NON GLOMERULAR DISEASE - INTERSTITIAL NEPHRITIS (Robbins pp 971/969)

on 22.11.07 with 0 comments



Drug induced/Analgesic nephropathy

General: This is tubulointerstitial nephritis produced by certain drugs.

Clinical features / course: Acute tubulointerstitial nephritis (a term given to a group of diseases) occurs after taking methicillin, ampicillin, thiazide diuretics, NSAIDs etc. Evidence points to a hypersensitivity reaction to the drug. It is thought that the drugs act as haptens, and then when they are secreted by tubular cells – they combine with body proteins to become immunogenic ≫ driving the IgE mediated hypersensitivity + cell mediated immune reactions ≫ tubulointerstitial nephritis. Analgesic abuse nephropathy is the same ≫ pronounced papillary necrosis.

Treatment: Withdraw the offending drug. With analgesic abuse nephropathy ≫ removing the agent improves the nephritis ≫ but small % of transitional papillary carcinomas.


Urate nephropathy

General: This is when patients have too much uric acid in their blood.
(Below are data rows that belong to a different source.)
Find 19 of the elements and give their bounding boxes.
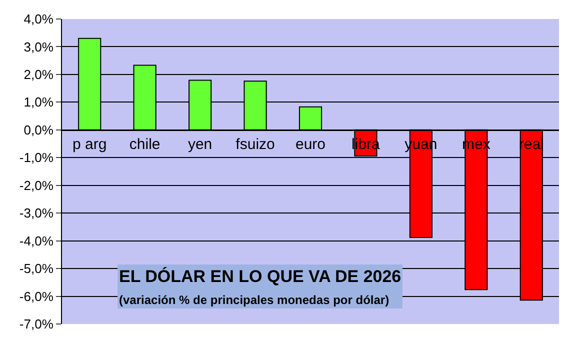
x-tick-label: p arg: [72, 136, 107, 153]
x-tick-label: yen: [188, 136, 212, 153]
y-tick-label: 4,0%: [24, 12, 54, 27]
y-tick-label: -1,0%: [19, 150, 54, 166]
y-tick-label: -4,0%: [19, 233, 54, 248]
y-tick-label: 0,0%: [24, 122, 54, 138]
text: EL DÓLAR EN LO QUE VA DE 2026: [119, 266, 402, 286]
x-tick-label: fsuizo: [236, 136, 275, 153]
y-tick-label: -6,0%: [19, 288, 54, 304]
x-tick-label: chile: [129, 136, 160, 153]
y-tick-label: -7,0%: [19, 316, 54, 332]
y-tick-label: -3,0%: [19, 206, 54, 221]
y-tick-label: 2,0%: [24, 67, 54, 82]
text: (variación % de principales monedas por dólar): [119, 293, 390, 308]
y-tick-label: -5,0%: [19, 261, 54, 276]
y-tick-label: 1,0%: [24, 94, 54, 110]
y-tick-label: -2,0%: [19, 178, 54, 193]
y-tick-label: 3,0%: [24, 39, 54, 54]
x-tick-label: euro: [295, 136, 326, 153]
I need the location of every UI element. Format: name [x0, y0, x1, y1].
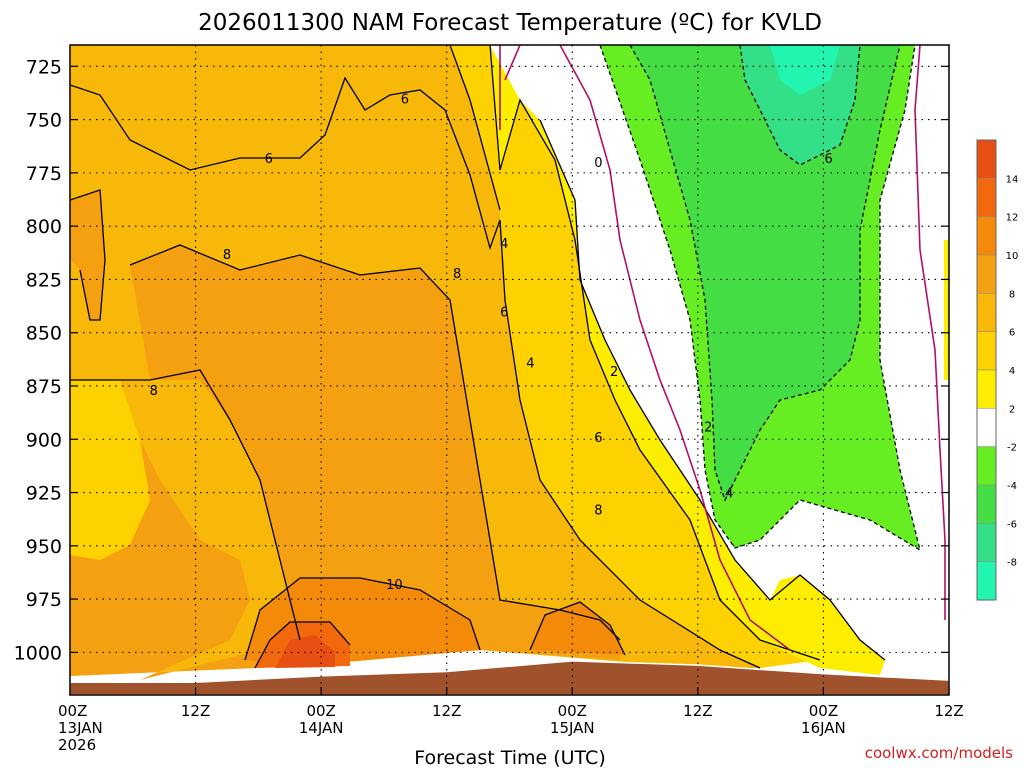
- warm-region-14-16: [275, 635, 335, 668]
- legend-label-3: 8: [1009, 289, 1015, 300]
- legend-label-9: -6: [1007, 519, 1017, 530]
- y-tick-label-975: 975: [26, 589, 62, 611]
- contour-label-14: 4: [725, 487, 733, 502]
- contour-label-8: 0: [594, 156, 602, 171]
- x-tick-label-0-0: 00Z: [58, 702, 87, 720]
- contour-label-13: 2: [704, 420, 712, 435]
- cold-region-minus4-minus6: [630, 45, 900, 500]
- x-axis-title: Forecast Time (UTC): [414, 747, 605, 768]
- y-tick-label-775: 775: [26, 163, 62, 185]
- y-axis: 725 750 775 800 825 850 875 900 925 950 975 1000: [14, 56, 949, 664]
- chart-title: 2026011300 NAM Forecast Temperature (ºC)…: [198, 10, 822, 36]
- legend-label-10: -8: [1007, 558, 1017, 569]
- legend-frame: [976, 139, 997, 601]
- legend-label-6: 2: [1009, 404, 1015, 415]
- contour-6: [70, 76, 761, 669]
- x-tick-label-72-0: 00Z: [809, 702, 838, 720]
- legend-swatch-5: [976, 331, 997, 371]
- plot-frame: [69, 44, 950, 696]
- legend-swatch-8: [976, 446, 997, 486]
- contour-12: [254, 621, 351, 669]
- contour-2: [489, 45, 886, 661]
- legend-swatch-0: [976, 139, 997, 179]
- contour-4: [449, 45, 821, 661]
- contour-label-0: 6: [401, 92, 409, 107]
- x-tick-label-48-1: 15JAN: [550, 719, 595, 737]
- y-tick-label-725: 725: [26, 56, 62, 78]
- y-tick-label-750: 750: [26, 110, 62, 132]
- legend-label-8: -4: [1007, 481, 1017, 492]
- contour-lines: [70, 45, 946, 669]
- terrain-surface: [70, 660, 949, 695]
- legend-label-0: 14: [1006, 174, 1019, 185]
- cold-region-minus8-minus10: [770, 45, 840, 95]
- y-tick-label-950: 950: [26, 536, 62, 558]
- y-tick-label-800: 800: [26, 216, 62, 238]
- legend-swatch-11: [976, 561, 997, 601]
- x-tick-label-72-1: 16JAN: [801, 719, 846, 737]
- contour-minus2: [599, 45, 922, 552]
- contour-label-group: 6 6 8 8 8 6 4 4 0 2 6 8 10 2 4 6: [150, 92, 833, 593]
- x-tick-label-36-0: 12Z: [432, 702, 461, 720]
- y-tick-label-875: 875: [26, 376, 62, 398]
- contour-label-4: 8: [453, 267, 461, 282]
- contour-label-10: 6: [594, 431, 602, 446]
- legend-swatch-1: [976, 178, 997, 217]
- legend-label-7: -2: [1007, 443, 1017, 454]
- y-tick-label-850: 850: [26, 323, 62, 345]
- legend-label-1: 12: [1006, 213, 1019, 224]
- contour-10: [244, 577, 626, 661]
- contour-label-12: 10: [386, 578, 403, 593]
- grid-lines: [70, 45, 949, 695]
- warm-region-4-6: [450, 45, 820, 668]
- temperature-fill: [70, 45, 949, 695]
- x-tick-label-0-2: 2026: [58, 736, 96, 754]
- warm-region-right-edge: [944, 240, 949, 380]
- contour-label-3: 8: [150, 384, 158, 399]
- y-tick-label-1000: 1000: [14, 642, 62, 664]
- contour-label-15: 6: [825, 152, 833, 167]
- contour-freezing: [499, 45, 946, 651]
- x-tick-label-0-1: 13JAN: [58, 719, 103, 737]
- contour-label-7: 4: [526, 357, 534, 372]
- legend-label-5: 4: [1009, 366, 1015, 377]
- contour-minus6: [739, 45, 861, 166]
- contour-label-2: 8: [223, 248, 231, 263]
- contour-label-11: 8: [594, 504, 602, 519]
- x-tick-label-24-1: 14JAN: [299, 719, 344, 737]
- x-tick-label-48-0: 00Z: [558, 702, 587, 720]
- y-tick-label-825: 825: [26, 269, 62, 291]
- terrain-ground: [70, 660, 949, 695]
- x-tick-label-12-0: 12Z: [181, 702, 210, 720]
- credit-text: coolwx.com/models: [865, 744, 1013, 762]
- x-tick-label-24-0: 00Z: [306, 702, 335, 720]
- x-tick-label-60-0: 12Z: [683, 702, 712, 720]
- legend-swatch-10: [976, 523, 997, 562]
- x-tick-label-84-0: 12Z: [934, 702, 963, 720]
- legend-label-4: 6: [1009, 328, 1015, 339]
- legend-swatch-3: [976, 254, 997, 294]
- contour-minus4: [629, 45, 901, 502]
- y-tick-label-900: 900: [26, 429, 62, 451]
- legend-swatch-9: [976, 484, 997, 524]
- legend-swatch-7: [976, 408, 997, 447]
- warm-region-8-10: [70, 190, 620, 680]
- contour-label-6: 4: [500, 237, 508, 252]
- color-legend: 14 12 10 8 6 4 2 -2 -4 -6 -8: [976, 139, 1019, 601]
- legend-swatch-4: [976, 293, 997, 332]
- legend-swatch-2: [976, 216, 997, 256]
- legend-label-2: 10: [1006, 251, 1019, 262]
- contour-label-9: 2: [610, 365, 618, 380]
- y-tick-label-925: 925: [26, 483, 62, 505]
- contour-8: [70, 189, 621, 641]
- warm-region-lower-left: [70, 380, 150, 560]
- legend-swatch-6: [976, 369, 997, 409]
- contour-label-1: 6: [265, 152, 273, 167]
- contour-label-5: 6: [500, 305, 508, 320]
Clinical features / course: There are three types. With each type, the basic principle is when uric acid crystals are deposited in the tubular lumen, obstructing ≫ therefore causing renal failure, necrosis of that area.


Myeloma kidney

General: This is when patients experience complications to their kidneys as a result of non-renal malignant neoplasm. Conditions in which myeloma is present include: 1) bence jone proteinuria + cast nephropathy, amylodoisis, ligh chain nephropathy.

Clinical features / course: Malignant neoplasms of bone marrow cause complications such as: hypercalcaemia, hyperuricaemia, obstruction of ureters, and their treatment cause complications as well. Proteinuria is symptom in 70% of patients.

Morphology: LM: Tubular casts (bence jones nephropathy)


Acute tubular necrosis

General: Characterised by destruction of tubular epithelial cells ≫ Acute renal failure.

Epidemiology/At risk individuals: Most common cause of acute renal failure

Clinical features / course: Two types: 1) ischaemic, 2) nephrotoxic. Nephrotoxic relates to the toxins/drugs that induce tubular cell injury. Ischaemia refers to altered blood flow to the kidney due to vasoconstrictors. Both of these cause tubular cell injury. Oliguria acute renal failure.

Morphology: LM: tubular necrosis with skip lesions, luminal casts, interstitial oedema.

Treatment: In the setting of toxins ≫ 5% mortality rate. In the setting of shock/sepsis ≫50% mortality rate.